I choose to listen to his words, but that doesn’t mean I’m not going on my own personal quest. I believe that is part of the journey and what he would want for his students. That is what I feel Geeta was trying to get across during this Intensive. She didn't want us to assume we know anything.  She wanted us to keep experimenting, exploring, and experiencing what is being taught. She constantly asked what is your experience? She didn’t judge our answers.  She wanted us to tell the truth and learn from our truth.    

I would hope those who choose to use the Iyengar system during their personal journey choose it because they are learning something from it. I know I am choosing to use information gathered by the Iyengars to aid my journey, because it is what I can relate to – other people may not relate to it.  I may not relate to it any longer one day.  I don’t know.  All I know is right now I am learning from it, and it is a system of learning that makes sense to me.

At this stage of my learning, it seems to me that as much as our individuation separated us into unique parts of a whole, our union back to that whole will be just as unique. However, we do need teachers and guides. While it is very easy for us to want to defend whatever path or teacher we are choosing, and to desperately want to share what we may think is a faster way to get ‘there’, perhaps we should just be happy with the idea that more of us are seeking to learn more about ourselves and the nature of our existence.  If for anything else that is a step in the right direction.

We could try to categorize those who choose to utilize the lessons of BKS Iyengar as perhaps more physical learners. However, if you look at the demographics of Iyengar students, you see a lot of PhDs and highly educated academics as well. Therefore, putting his students into a category seems a bit silly. His students, whomever they are, find encouragement to learn through his systematic method. A method that moves us from the external to the internal – from the gross to the subtle. 

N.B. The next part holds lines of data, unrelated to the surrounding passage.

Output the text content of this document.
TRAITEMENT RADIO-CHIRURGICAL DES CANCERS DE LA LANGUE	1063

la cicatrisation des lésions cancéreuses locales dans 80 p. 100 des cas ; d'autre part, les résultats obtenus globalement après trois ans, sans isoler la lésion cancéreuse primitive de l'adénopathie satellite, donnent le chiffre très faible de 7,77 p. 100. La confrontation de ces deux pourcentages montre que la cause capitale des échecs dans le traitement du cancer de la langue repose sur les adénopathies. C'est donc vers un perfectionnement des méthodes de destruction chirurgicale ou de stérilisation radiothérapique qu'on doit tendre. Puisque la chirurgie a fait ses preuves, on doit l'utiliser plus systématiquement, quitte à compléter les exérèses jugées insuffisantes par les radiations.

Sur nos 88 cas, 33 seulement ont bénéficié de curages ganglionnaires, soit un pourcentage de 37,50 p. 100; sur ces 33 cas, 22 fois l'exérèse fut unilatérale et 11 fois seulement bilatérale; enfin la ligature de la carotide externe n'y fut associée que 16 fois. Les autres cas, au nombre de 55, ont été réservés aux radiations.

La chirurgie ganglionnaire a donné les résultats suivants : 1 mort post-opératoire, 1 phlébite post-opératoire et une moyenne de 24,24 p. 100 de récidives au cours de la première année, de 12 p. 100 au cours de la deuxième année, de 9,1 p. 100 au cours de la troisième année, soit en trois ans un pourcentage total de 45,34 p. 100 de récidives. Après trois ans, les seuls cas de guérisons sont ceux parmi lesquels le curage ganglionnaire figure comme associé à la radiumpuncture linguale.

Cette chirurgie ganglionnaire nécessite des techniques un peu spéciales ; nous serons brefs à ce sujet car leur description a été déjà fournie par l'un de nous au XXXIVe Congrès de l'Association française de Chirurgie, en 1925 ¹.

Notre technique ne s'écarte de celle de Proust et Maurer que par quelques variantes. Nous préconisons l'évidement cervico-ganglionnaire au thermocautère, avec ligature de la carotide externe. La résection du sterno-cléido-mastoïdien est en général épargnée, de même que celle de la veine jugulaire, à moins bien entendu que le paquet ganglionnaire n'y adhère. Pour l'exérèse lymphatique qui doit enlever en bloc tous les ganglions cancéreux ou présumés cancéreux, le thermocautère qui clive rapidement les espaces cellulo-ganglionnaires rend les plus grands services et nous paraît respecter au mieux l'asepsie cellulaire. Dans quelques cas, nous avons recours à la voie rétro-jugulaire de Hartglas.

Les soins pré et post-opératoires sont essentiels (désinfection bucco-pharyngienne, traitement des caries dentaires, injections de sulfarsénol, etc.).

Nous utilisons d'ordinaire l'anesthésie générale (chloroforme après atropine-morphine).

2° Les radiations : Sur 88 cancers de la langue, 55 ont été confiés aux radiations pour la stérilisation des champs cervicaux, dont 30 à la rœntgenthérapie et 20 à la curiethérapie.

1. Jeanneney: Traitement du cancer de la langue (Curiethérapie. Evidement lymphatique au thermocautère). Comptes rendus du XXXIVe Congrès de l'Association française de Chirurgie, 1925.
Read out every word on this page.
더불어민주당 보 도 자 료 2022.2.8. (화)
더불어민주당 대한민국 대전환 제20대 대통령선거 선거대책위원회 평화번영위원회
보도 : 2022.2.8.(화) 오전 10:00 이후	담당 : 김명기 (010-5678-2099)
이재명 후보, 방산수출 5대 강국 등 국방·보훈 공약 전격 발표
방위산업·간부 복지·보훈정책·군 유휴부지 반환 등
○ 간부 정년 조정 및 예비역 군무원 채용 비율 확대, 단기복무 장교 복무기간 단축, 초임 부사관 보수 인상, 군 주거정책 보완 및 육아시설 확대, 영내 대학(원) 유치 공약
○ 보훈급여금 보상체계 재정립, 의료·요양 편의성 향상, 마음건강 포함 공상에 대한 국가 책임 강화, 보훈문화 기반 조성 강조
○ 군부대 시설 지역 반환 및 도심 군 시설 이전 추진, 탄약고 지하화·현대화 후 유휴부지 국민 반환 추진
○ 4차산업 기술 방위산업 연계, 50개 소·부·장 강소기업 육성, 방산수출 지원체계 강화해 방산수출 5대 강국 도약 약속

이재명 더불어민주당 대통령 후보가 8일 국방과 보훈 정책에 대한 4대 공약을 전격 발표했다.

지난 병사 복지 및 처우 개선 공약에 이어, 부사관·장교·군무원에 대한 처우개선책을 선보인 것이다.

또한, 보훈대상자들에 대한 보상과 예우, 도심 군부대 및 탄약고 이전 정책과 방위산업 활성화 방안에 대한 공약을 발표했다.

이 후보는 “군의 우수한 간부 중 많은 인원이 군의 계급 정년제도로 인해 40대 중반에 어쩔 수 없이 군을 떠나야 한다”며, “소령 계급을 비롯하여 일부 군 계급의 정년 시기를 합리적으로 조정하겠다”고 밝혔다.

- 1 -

By exploring all the intricate parts of our incredible timekeeping device (our body), Iyengar helps us begin to understand being free of it and merging with a timeless universe. As I've mentioned before, he's been an impeccable role model for how to live and how to die. I figure, if we follow his lead by staying humble, open and true to ourselves (exploring, experiencing, and experimenting) we can learn to be truly present wherever we are, so we can appreciate our life more from beginning to end ---and anything that just might be beyond it. 

Namaste.


Thank you, Geeta for your time, your dedication, and your energy; thank you for your patience, your knowledge, and your wisdom; thank you for your fierceness and gentleness, your fearlessness and courage, your humor and criticism, your charity, your beauty, and your peace.